A pair of sancai-glazed ceramic horses from China's Tang dynasty (AD 618-907) will provide the highlight of Sotheby's Fine Chinese Ceramics and Works of Art auction, which will be held on September 17 in New York.
It is truly remarkable that the magnificent horses have survived the tests of time, each being well over 1,000 years old. An estimated sale price has not yet been given.
Sancai refers to a type of Chinese lead-glazed pottery that uses three intermingled colours for decoration. The polychrome effect is obtained by using copper (green), iron (brownish yellow) and manganese or cobalt (blue).
With the establishment of the Silk Road, the technique came to be used in Syrian, Cypriot and Italian pottery, as well as across Asia.
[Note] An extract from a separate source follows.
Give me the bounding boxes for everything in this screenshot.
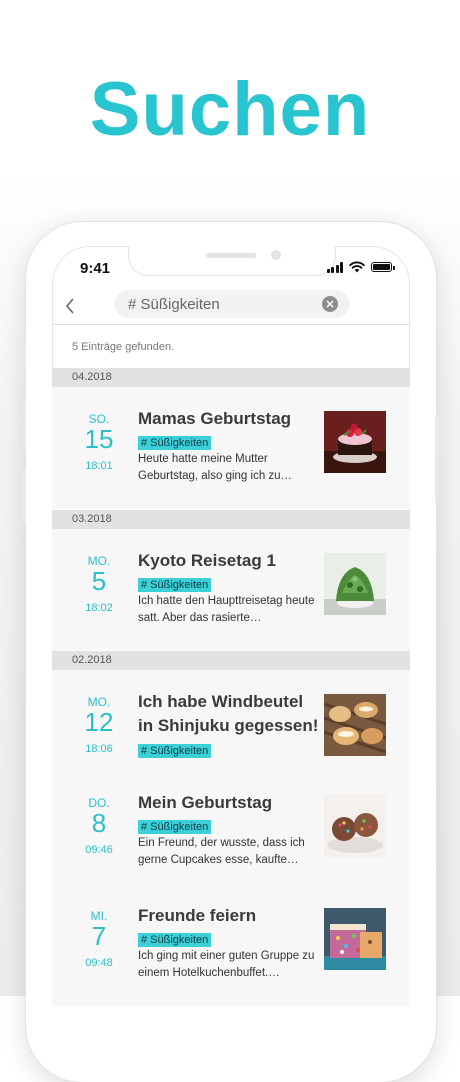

Also featuring in the sale is a rare celadon-grounded famille-rose vase bearing the Qianlong Emperor's (1711-1799) seal mark, which is expected to sell for between $500,000 and $800,000.
Also from the Qianlong Emperor, a renowned patron of the arts, is a jade screen with his inscription, which identifies it with the Hall of the Five Happiness' and Five Generations - a hall built to commemorate the emperor's first great-great grandson in 1784, the fifth generation to live under his roof.
In June, an impressive zitan wood cabinet that was once part of the Qianlong emperor's collection set the world record for Chinese furniture at $15.2m.
Elsewhere, a rare gilt-bronze statue of Avalokitesvara, a Buddhist bodhisattva that embodies the compassion of all Buddhists, will sell with a $100,000-150,000 estimate. It dates to the 12th century.